I gently turned her onto her side and tucked the quilts over her shoulders and under her chin. “May I give you a kiss goodnight?” I asked, looking deeply into her eyes. She nodded slightly and raised her pursed lips to touch them to my cheek. I returned the caress. She closed her eyes and went to sleep.
This may seem like an odd, perhaps even unprofessional, interaction between a nurse and patient, but I have discovered over years of working with older adults in long term care that touch is a powerful healer. A comforting gesture can make the difference between loneliness and connectedness, restlessness and restful sleep, and between agitation and calm. Touch is central to our humanity, but so often in our busy lives our “touch-o-meters” remain on low. Even more so as we age.
Touch is fundamental for human health, connection and communication. It has been shown to relieve the physiological effects of stress produced by noise, conflict, clutter and pain. Just think of the relaxation of tightened aching muscles produced by massage. Touch allows us to be nurtured, and helps us to feel cared for, connected and accepted. Often, if the touch is right, it can cause buried feelings to surface and help to relieve emotional distress.
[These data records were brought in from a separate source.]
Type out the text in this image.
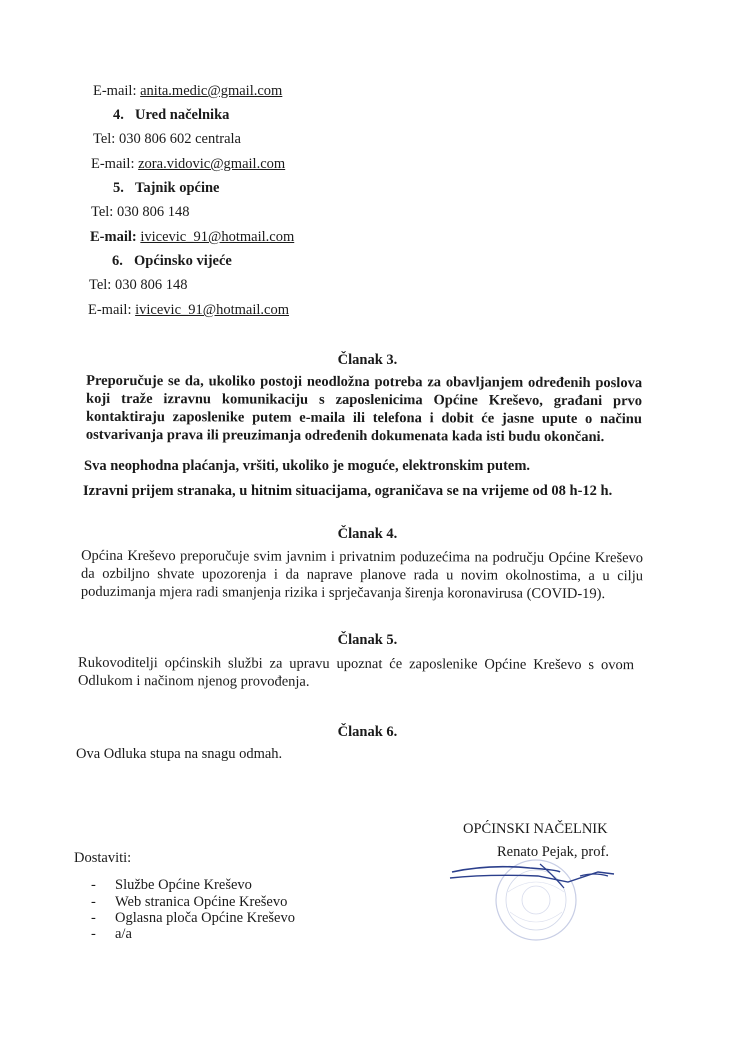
E-mail: anita.medic@gmail.com
4. Ured načelnika
Tel: 030 806 602 centrala
E-mail: zora.vidovic@gmail.com
5. Tajnik općine
Tel: 030 806 148
E-mail: ivicevic_91@hotmail.com
6. Općinsko vijeće
Tel: 030 806 148
E-mail: ivicevic_91@hotmail.com
Članak 3.
Preporučuje se da, ukoliko postoji neodložna potreba za obavljanjem određenih poslova
koji traže izravnu komunikaciju s zaposlenicima Općine Kreševo, građani prvo
kontaktiraju zaposlenike putem e-maila ili telefona i dobit će jasne upute o načinu
ostvarivanja prava ili preuzimanja određenih dokumenata kada isti budu okončani.
Sva neophodna plaćanja, vršiti, ukoliko je moguće, elektronskim putem.
Izravni prijem stranaka, u hitnim situacijama, ograničava se na vrijeme od 08 h-12 h.
Članak 4.
Općina Kreševo preporučuje svim javnim i privatnim poduzećima na području Općine Kreševo
da ozbiljno shvate upozorenja i da naprave planove rada u novim okolnostima, a u cilju
poduzimanja mjera radi smanjenja rizika i sprječavanja širenja koronavirusa (COVID-19).
Članak 5.
Rukovoditelji općinskih službi za upravu upoznat će zaposlenike Općine Kreševo s ovom
Odlukom i načinom njenog provođenja.
Članak 6.
Ova Odluka stupa na snagu odmah.
OPĆINSKI NAČELNIK
Renato Pejak, prof.
Dostaviti:
- Službe Općine Kreševo
- Web stranica Općine Kreševo
- Oglasna ploča Općine Kreševo
- a/a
The importance of touch for infant development has been known for decades. Newborns thrive when they are provided with skin to skin contact. On the contrary, infants raised in touch deprived environments such as orphanages have been shown to have more attachment disorders, mood disorders, developmental delay and physical problems that can extend into later life. Research with Alzheimer’s disease patients indicates that therapeutic touch is invaluable in improving emotional connection and relaxation, and decreasing symptoms of depression. In another study, survival rates of patients with complex diseases improved when doctors frequently made eye contact and patted their patients on the back.
Of course, not all touch is therapeutic. Life enhancing touch is provided within the boundaries of a trusting and respectful relationship. As we live longer, and more often alone and away from immediate family it may be increasingly difficult to have the connection of touch. As well, the touch phobic nature of our western society can make us leery of seeking out the touch that we need. However, if we want to live well to a hundred and twelve, we would be wise to give physical touch the same importance to our healthy life style as we give to good nutrition. Remember the words of Virginia Satir: “We need four hugs a day for survival. We need eight hugs a day for maintenance. We need 12 hugs a day for growth.”
Don’t be afraid to seek out opportunities for soothing, comforting touch. If you are lucky enough to be in a trusting intimate relationship, initiate more touch in your life. Ask for (and offer) a neck rub or a foot massage. Make opportunities to hold hands. Communicate with touch as well as words. A pat on the back or squeeze of the hand can offer much needed compassion and understanding to friends and family members—and may ensure that you get the same in return.
When you live alone or are home bound it can be more difficult to get the physical contact that you need. Using the services of professionals such as massage therapists can be helpful, but may not be available with enough frequency to make a difference. So I’m sending out a request to everyone who knows someone who is home bound. If you care about the person, visit as often as you can, and don’t rely on conversation alone to express your caring. Within appropriate boundaries, a hug and kiss, a hand squeeze, or a pat on the back can be a healing balm.